For patients who wake up with stroke symptoms, intravenous tenecteplase is NOT currently recommended outside of clinical trials when selection is based on non-contrast CT alone, but MAY be considered as a reasonable alternative to alteplase when patients are selected using advanced imaging (DWI-FLAIR mismatch or perfusion imaging). 1

Evidence-Based Recommendations by Selection Method

Non-Contrast CT Selection (Standard Imaging)

  • The European Stroke Organisation strongly recommends AGAINST using tenecteplase 0.25 mg/kg for wake-up stroke patients selected with non-contrast CT alone (low evidence, strong recommendation). 1
  • This recommendation reflects insufficient safety and efficacy data for this specific population when advanced imaging is not used. 1
  • The TWIST trial is currently investigating this exact question—tenecteplase versus standard care in wake-up stroke patients selected by non-contrast CT within 4.5 hours of awakening—but results are not yet available. 2

Advanced Imaging Selection (DWI-FLAIR Mismatch or Perfusion)
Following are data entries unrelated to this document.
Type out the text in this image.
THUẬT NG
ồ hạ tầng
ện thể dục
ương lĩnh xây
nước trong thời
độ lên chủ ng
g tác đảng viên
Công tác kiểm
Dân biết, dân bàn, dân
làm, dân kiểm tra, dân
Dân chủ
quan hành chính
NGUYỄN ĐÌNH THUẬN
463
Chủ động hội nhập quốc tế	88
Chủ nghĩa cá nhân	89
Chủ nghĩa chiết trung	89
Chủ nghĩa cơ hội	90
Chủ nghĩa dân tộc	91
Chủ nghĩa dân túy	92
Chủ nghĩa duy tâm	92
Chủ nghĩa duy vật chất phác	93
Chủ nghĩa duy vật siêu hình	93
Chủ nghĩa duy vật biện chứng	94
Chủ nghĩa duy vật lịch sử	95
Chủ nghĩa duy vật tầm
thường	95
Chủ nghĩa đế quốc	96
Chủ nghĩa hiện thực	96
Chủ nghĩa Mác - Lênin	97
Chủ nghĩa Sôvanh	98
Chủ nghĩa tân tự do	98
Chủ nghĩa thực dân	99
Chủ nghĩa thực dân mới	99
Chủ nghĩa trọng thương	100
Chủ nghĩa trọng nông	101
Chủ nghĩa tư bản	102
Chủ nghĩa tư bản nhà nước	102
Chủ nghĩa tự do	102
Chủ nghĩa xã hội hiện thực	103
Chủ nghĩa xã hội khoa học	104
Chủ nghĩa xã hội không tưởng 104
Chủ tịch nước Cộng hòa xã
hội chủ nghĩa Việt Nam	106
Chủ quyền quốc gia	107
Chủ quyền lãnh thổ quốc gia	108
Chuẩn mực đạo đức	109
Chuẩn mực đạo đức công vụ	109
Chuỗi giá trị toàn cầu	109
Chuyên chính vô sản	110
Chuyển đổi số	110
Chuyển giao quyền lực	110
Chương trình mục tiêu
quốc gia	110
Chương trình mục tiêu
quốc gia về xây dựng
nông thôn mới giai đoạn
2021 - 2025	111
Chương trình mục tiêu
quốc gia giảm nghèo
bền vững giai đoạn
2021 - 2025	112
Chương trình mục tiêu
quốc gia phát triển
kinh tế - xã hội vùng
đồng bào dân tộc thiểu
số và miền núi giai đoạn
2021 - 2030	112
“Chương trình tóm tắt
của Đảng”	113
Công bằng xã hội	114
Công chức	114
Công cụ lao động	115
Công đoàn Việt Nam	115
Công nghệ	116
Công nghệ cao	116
  • The European Stroke Organisation provides an expert consensus statement that tenecteplase 0.25 mg/kg may be a reasonable alternative to alteplase 0.9 mg/kg for wake-up stroke patients who are IVT-eligible after selection with advanced imaging. 1
  • The WAKE-UP trial demonstrated that alteplase administered to wake-up stroke patients selected by DWI-FLAIR mismatch significantly improved functional outcomes (mRS 0-1: 53.3% vs 41.8%, adjusted OR 1.61,95% CI 1.06-2.36, p=0.02), establishing the validity of this imaging-based approach. 3
  • Given the proven non-inferiority of tenecteplase 0.25 mg/kg to alteplase 0.9 mg/kg in standard time-window patients, extrapolation to wake-up stroke selected by advanced imaging is biologically plausible. 1, 4

Imaging Criteria for Wake-Up Stroke Thrombolysis

MRI-Based Selection (Preferred)

  • Use DWI-FLAIR mismatch as the selection criterion: visible acute ischemia on diffusion-weighted imaging (DWI) with no corresponding hyperintensity on FLAIR sequences. 3
  • This pattern indicates stroke onset likely within 4.5 hours, as FLAIR changes typically appear 3-4.5 hours after symptom onset. 3
  • Treatment must be initiated within 4.5 hours of awakening or discovery of symptoms. 3

CT Perfusion-Based Selection (Alternative)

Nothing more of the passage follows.